Program Testing

July 7, 1994

It is unacceptable for a programmer to release new code to his team without testing it. By “testing” I don’t mean running one or two obvious cases through it; I mean being reasonably sure that there are no bugs. There are several ways to test software: (1) banging on it; (2) doing an operational proof; and (3) doing an assertional proof. The first is what’s most commonly used to see if the program has any bugs. As Dijkstra says, it’s a great way to verify the presence of bugs, but a lousy way to show their absence. When method 1 finds problems or if there’s a particularly nasty piece of code, methods 2 or 3 should be used. Method 2 is easy: you walk through the code and “play computer”, simulating the computer’s move at every instruction. There are two problems with this technique: humans make lousy computers, and you will probably make assumptions about input values or the state at any given point that aren’t true. Method 3 avoids these problems at a fairly large cost: the proofs are tedious and can take pages of work for even a few lines of code. An assertional proof keeps track of all the possible states between each program statement and verifies through formalisms that the state we wish the program to end in is actually reachable from the start.

Here are a few examples where assertional verification would have been useful. A few years ago I wrote some code to convert a string to an integer. The top of the routine checked for invalid characters and a negative sign:

    if (!isdigit(s[0])) {
        return ERROR;
    }
    sign = 1;
    if (s[0] == ’-’) {
        sign = -1;
        s++;
    }
            

I tested the routine with method 1 fairly well, but forgot to give any negative numbers (my need for the routine at the time only involved positive numbers). A few days later my needs changed and I passed it a negative number; the routine failed. It took quite a bit of method 2 to figure out that !isdigit() was not really what I wanted to test for. An assertional proof would have immediately shown that the test for the negative sign could never succeed.

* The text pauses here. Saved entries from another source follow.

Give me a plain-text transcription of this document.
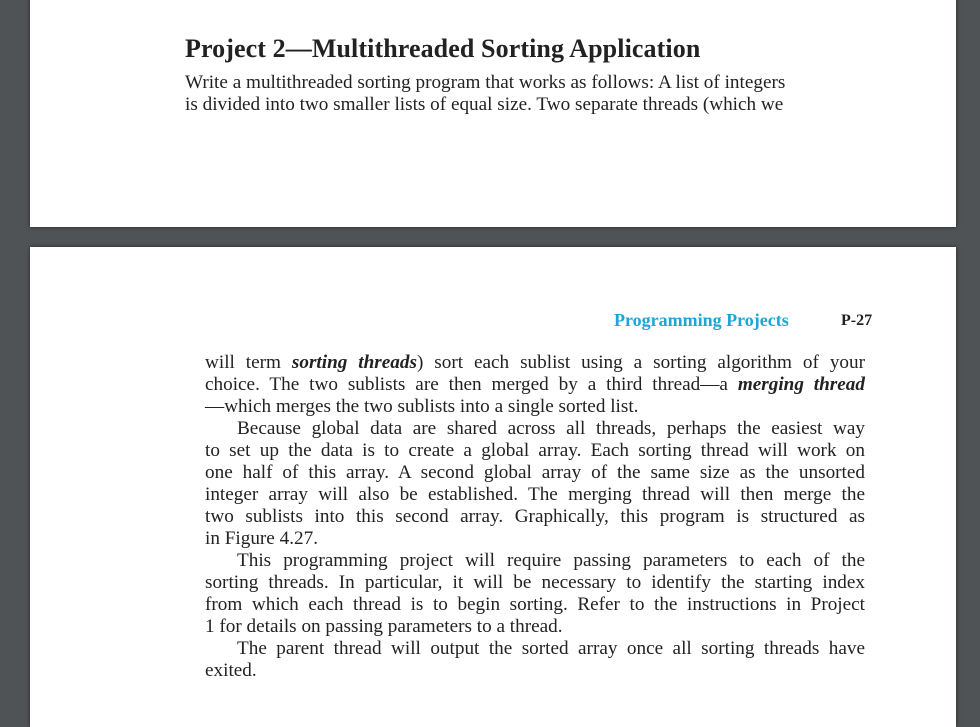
Project 2—Multithreaded Sorting Application
Write a multithreaded sorting program that works as follows: A list of integers
is divided into two smaller lists of equal size. Two separate threads (which we
Programming Projects	P-27
will term sorting threads) sort each sublist using a sorting algorithm of your
choice. The two sublists are then merged by a third thread—a merging thread
—which merges the two sublists into a single sorted list.
Because global data are shared across all threads, perhaps the easiest way
to set up the data is to create a global array. Each sorting thread will work on
one half of this array. A second global array of the same size as the unsorted
integer array will also be established. The merging thread will then merge the
two sublists into this second array. Graphically, this program is structured as
in Figure 4.27.
This programming project will require passing parameters to each of the
sorting threads. In particular, it will be necessary to identify the starting index
from which each thread is to begin sorting. Refer to the instructions in Project
1 for details on passing parameters to a thread.
The parent thread will output the sorted array once all sorting threads have
exited.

My officemate at the time wrote this snippet to free a linked list:

    while (p != NULL) {
        q = p->next;
        free(p);
        p = q;
    }
    free(p);
            

Even the simplest of assertional proofs would have shown that the second free() could only be reached if p was NULL.

That same summer (at Microsoft), I found two seperate routines written by two different people in two different programs to imitate the strstr() function. (strstr() searches a string for a particular substring.) Both had the same bug:

    char *search(char *s1, char *s2)
    {
        /*
         * Looks for s2 in s1, returns
         * location in s1 or NULL.
         */

        char *s, *match;

        for (; *s1; s1++) {
            match = s1;
            for (s = s2; *s; s++) {
                if (*s1 == *s) {
                    s1++;
                } else {
                    break;
                }
            }
            if (!*s) {
                return match;
            }
        }

        return NULL;
    }
            

(Spend a minute here finding the bug.) Method 1 is extremely unlikely to find this bug. Method 2 is also very unlikely, just because the reader will cheat in the mental simulation and not consider every possible combination of input strings.

It’s not reasonable to expect programmers to constantly write out pages of formal proofs for every routine they write. Particularly complex or bug-prone code should be scrutinized more formally than methods 1 and 2 allow, though. Two tools can help in this respect:

I wrote a program a few years ago to do trivial assertional proofs of programs. It was very limited, but while writing the program I ran into a bit of tricky code where a particular setting of a debug switch should execute one printf inside a loop, and another setting should execute another after the loop. (This was more complicated than it sounds.) I fed this 10-line segment into the program with printfs replaced with setting boolean variables (printdebug1 and printdebug2 for inside and after the loop), and asked the program to prove that exactly one of the two would get printed: that printdebug1 != printdebug2 after the code segment was executed. The program returned “TRUE”. Without any complicated testing or mental walk-through of code I was able to prove without a doubt (within the correctness of the proving program and my input to it) that my code was going to behave correctly. Programs are rarely, if ever, used to prove the correctness of critical sections of code, which is surprising considering how easy it is to do.

The second help is an intelligent editor or compiler. (The former would be harder to write but would catch more subtle bugs.) Either of these could do simple tracking of possible variable ranges. A fairly simple test would have detected my negative-value “if” above by tracking the range of s[0]. Some compilers already do this (range-tracking), although I haven’t seen them warn users on this basis. For example, gcc will convert this code:

    i *= 2;
    i++;
            

into:

    i <<= 1;  // Easy enough
    i |= 1;   // We know it’s even, just OR it in
            

This is impressive and could lead to very helpful compile-time warnings.

In general, be wary of claims that code has been tested—it is often not tested nearly enough and ends up costing much more wasted time later when bugs pop up and it’s not obvious what module they’re in. Get used to the formalisms that assertional proofs use. They even help when doing operational proofs.